Paper Titles & Abstracts
Substate Nationalism Neutralized by Europeanization? How European Integration Shapes Belgian Migration Politics.
Ilke Adam, Vrije Universiteit Brussels
(Joint paper with Dirk Jacobs)
Since the beginning of the 1990s, and the steady electoral rise of the Flemish extreme right party Vlaams Belang, migration is differently politicized in Flanders and Francophone Belgium. Due to this different politicization, the north-south linguistic cleavage started to overlap with the migration divide (liberal versus restrictive). Flemish political parties generally defend more restrictive policy positions than their Francophone counter-parts. This paper investigates the impact of European integration on this linguistic migration divide, in particular with regard to family migration policies.

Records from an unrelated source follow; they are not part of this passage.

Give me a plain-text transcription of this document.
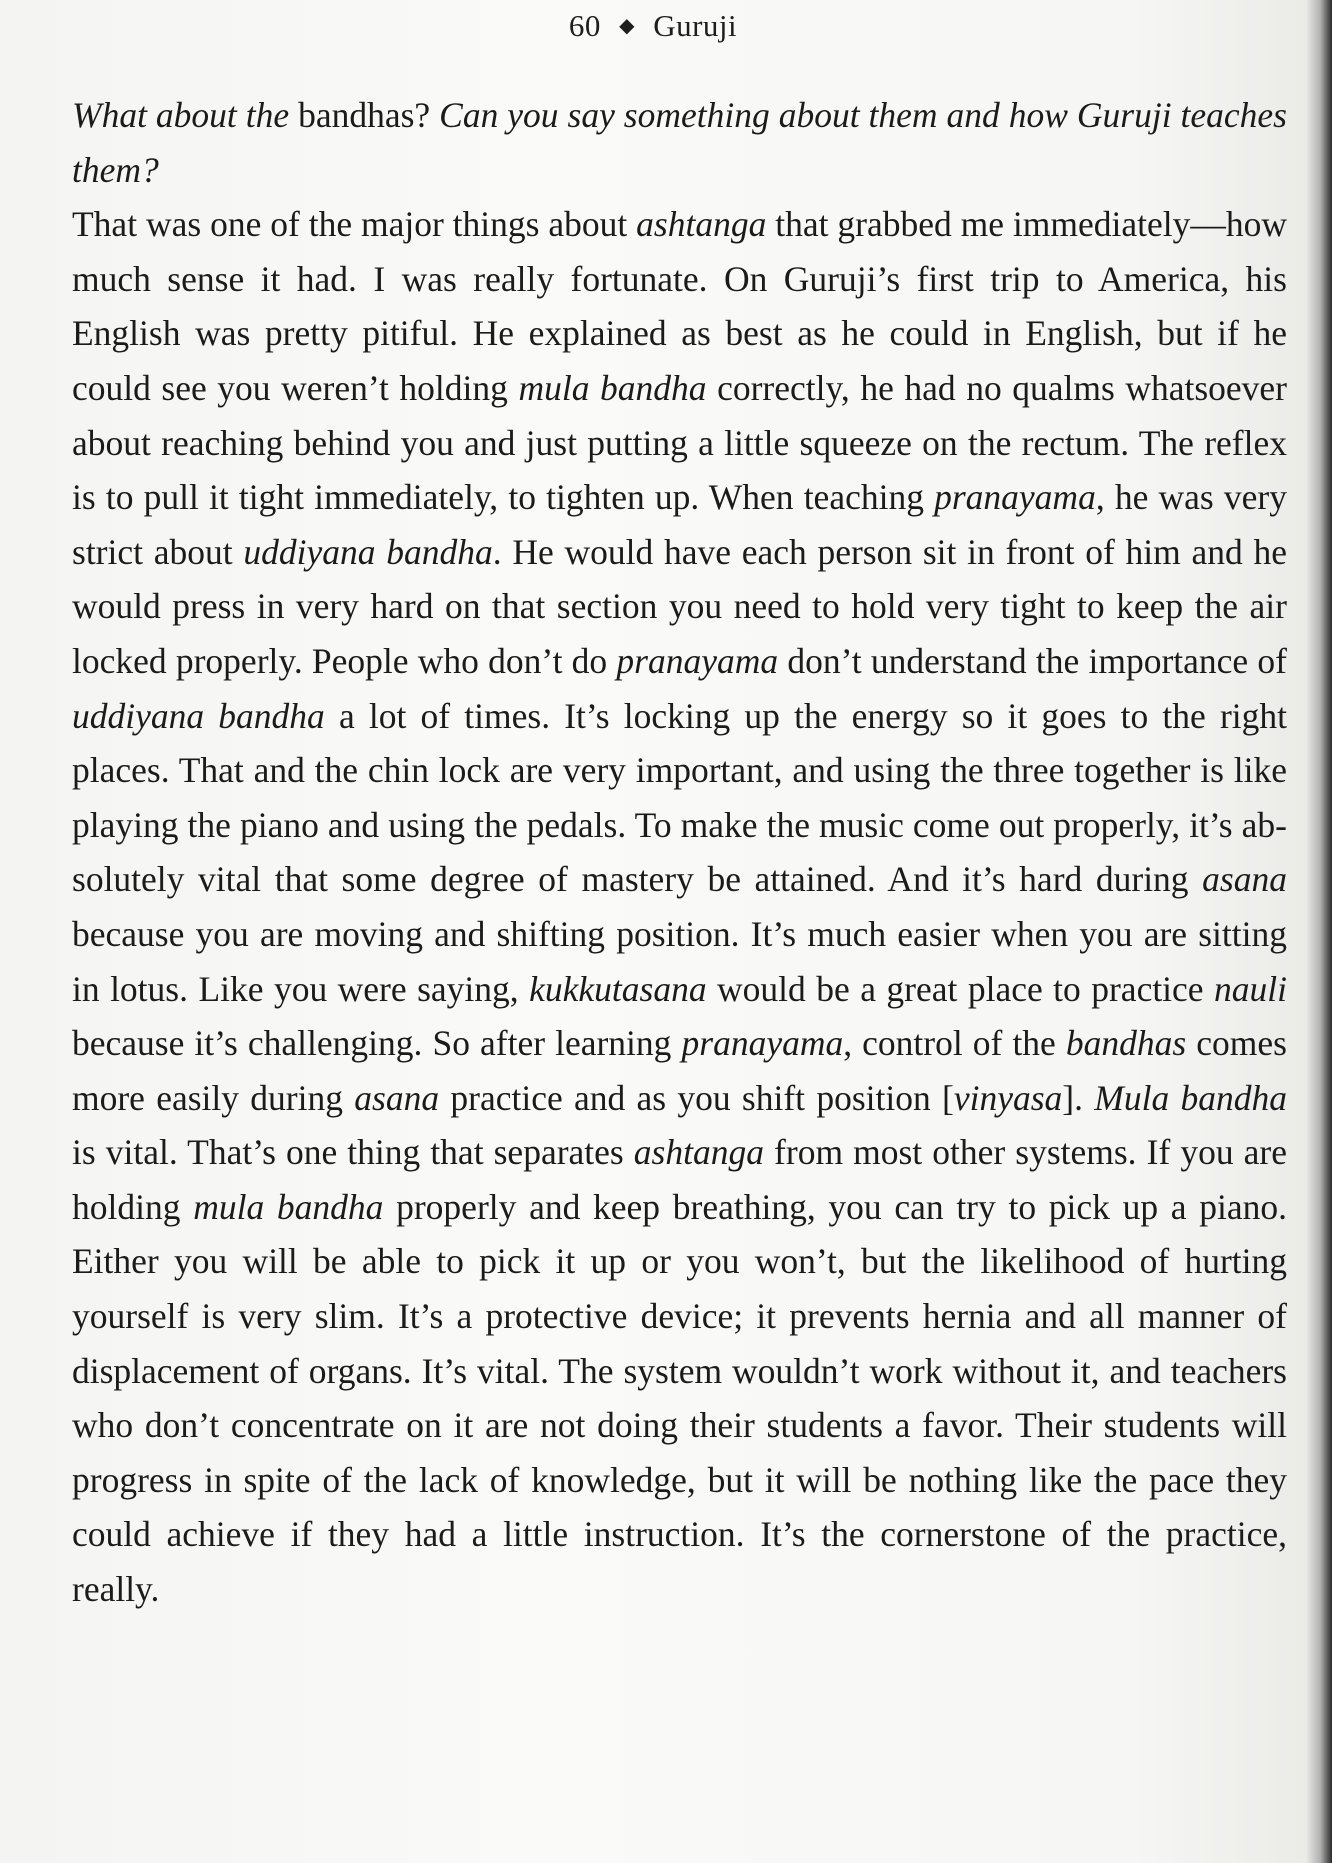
60 ◆ Guruji

What about the bandhas? Can you say something about them and how Guruji teaches them?

That was one of the major things about ashtanga that grabbed me immediately—how much sense it had. I was really fortunate. On Guruji’s first trip to America, his English was pretty pitiful. He explained as best as he could in English, but if he could see you weren’t holding mula bandha correctly, he had no qualms whatsoever about reaching behind you and just putting a little squeeze on the rectum. The reflex is to pull it tight immediately, to tighten up. When teaching pranayama, he was very strict about uddiyana bandha. He would have each person sit in front of him and he would press in very hard on that section you need to hold very tight to keep the air locked properly. People who don’t do pranayama don’t understand the importance of uddiyana bandha a lot of times. It’s locking up the energy so it goes to the right places. That and the chin lock are very important, and using the three together is like playing the piano and using the pedals. To make the music come out properly, it’s absolutely vital that some degree of mastery be attained. And it’s hard during asana because you are moving and shifting position. It’s much easier when you are sitting in lotus. Like you were saying, kukkutasana would be a great place to practice nauli because it’s challenging. So after learning pranayama, control of the bandhas comes more easily during asana practice and as you shift position [vinyasa]. Mula bandha is vital. That’s one thing that separates ashtanga from most other systems. If you are holding mula bandha properly and keep breathing, you can try to pick up a piano. Either you will be able to pick it up or you won’t, but the likelihood of hurting yourself is very slim. It’s a protective device; it prevents hernia and all manner of displacement of organs. It’s vital. The system wouldn’t work without it, and teachers who don’t concentrate on it are not doing their students a favor. Their students will progress in spite of the lack of knowledge, but it will be nothing like the pace they could achieve if they had a little instruction. It’s the cornerstone of the practice, really.
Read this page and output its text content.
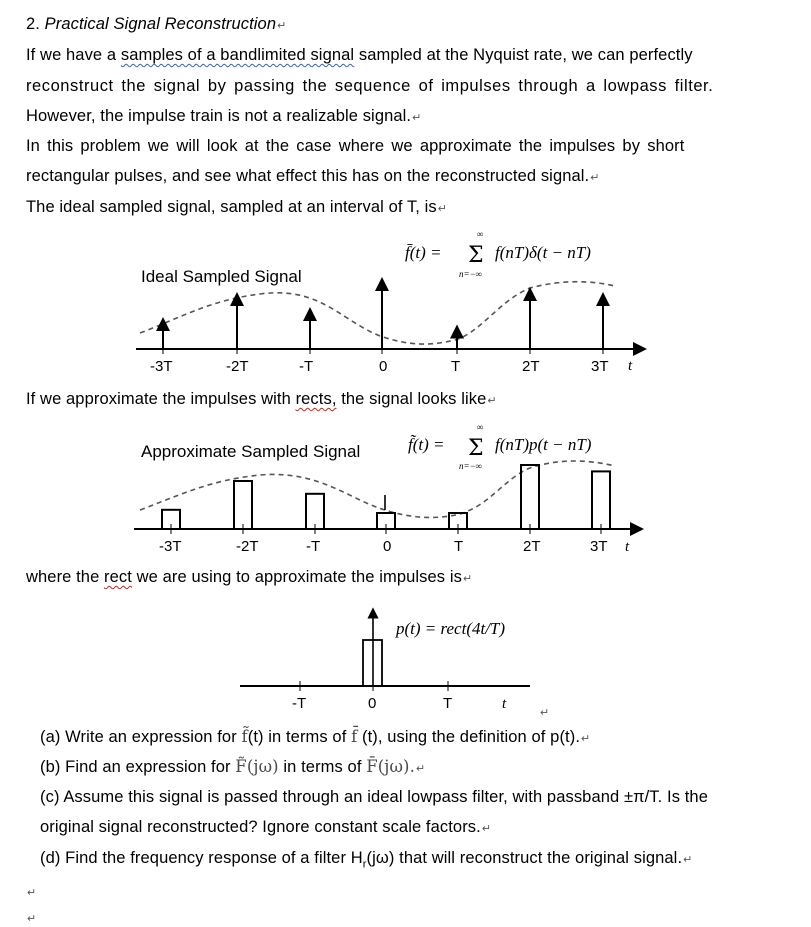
2. Practical Signal Reconstruction↵
If we have a samples of a bandlimited signal sampled at the Nyquist rate, we can perfectly
reconstruct the signal by passing the sequence of impulses through a lowpass filter.
However, the impulse train is not a realizable signal.↵
In this problem we will look at the case where we approximate the impulses by short
rectangular pulses, and see what effect this has on the reconstructed signal.↵
The ideal sampled signal, sampled at an interval of T, is↵
Ideal Sampled Signal
f̄(t) =
∞
Σ
n=−∞
f(nT)δ(t − nT)
-3T	-2T	-T	0	T	2T	3T t
If we approximate the impulses with rects, the signal looks like↵
Approximate Sampled Signal	f̃(t) =
∞
Σ
n=−∞
f(nT)p(t − nT)
-3T	-2T	-T	0	T	2T	3T t
where the rect we are using to approximate the impulses is↵
p(t) = rect(4t/T)
-T	0	T	t
↵
(a) Write an expression for f̃(t) in terms of f̄ (t), using the definition of p(t).↵
(b) Find an expression for F̃(jω) in terms of F̄(jω).↵
(c) Assume this signal is passed through an ideal lowpass filter, with passband ±π/T. Is the
original signal reconstructed? Ignore constant scale factors.↵
(d) Find the frequency response of a filter $H_r(j\omega)$ that will reconstruct the original signal.↵
↵
↵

The paper sustains the proposition that vertical and horizontal Europeanization attenuate the political conflict on migration in Belgium by bridging the north-south migration divide. This proposition is supported by an in-depth exploration of the family reunion policy reforms of 2006 and 2011. First, the paper shows how, in 2006, vertical Europeanization (the EU family reunion directive) encouraged the main Flemish and Francophone political actors to play the consensus game. Second, the paper highlights how horizontal Europeanization might have stimulated Francophone political parties to follow the restrictive turn. This research contributes to the still very scarce debate on the Europeanization of national conflict structures. We argue that, in addition to increased cooperation between central and regional governments and the increased relevance of the central government, the attenuation (versus polarization) of political conflict must be added to the list of consequences of EU integration that might influence political stability in centrifugal federal states.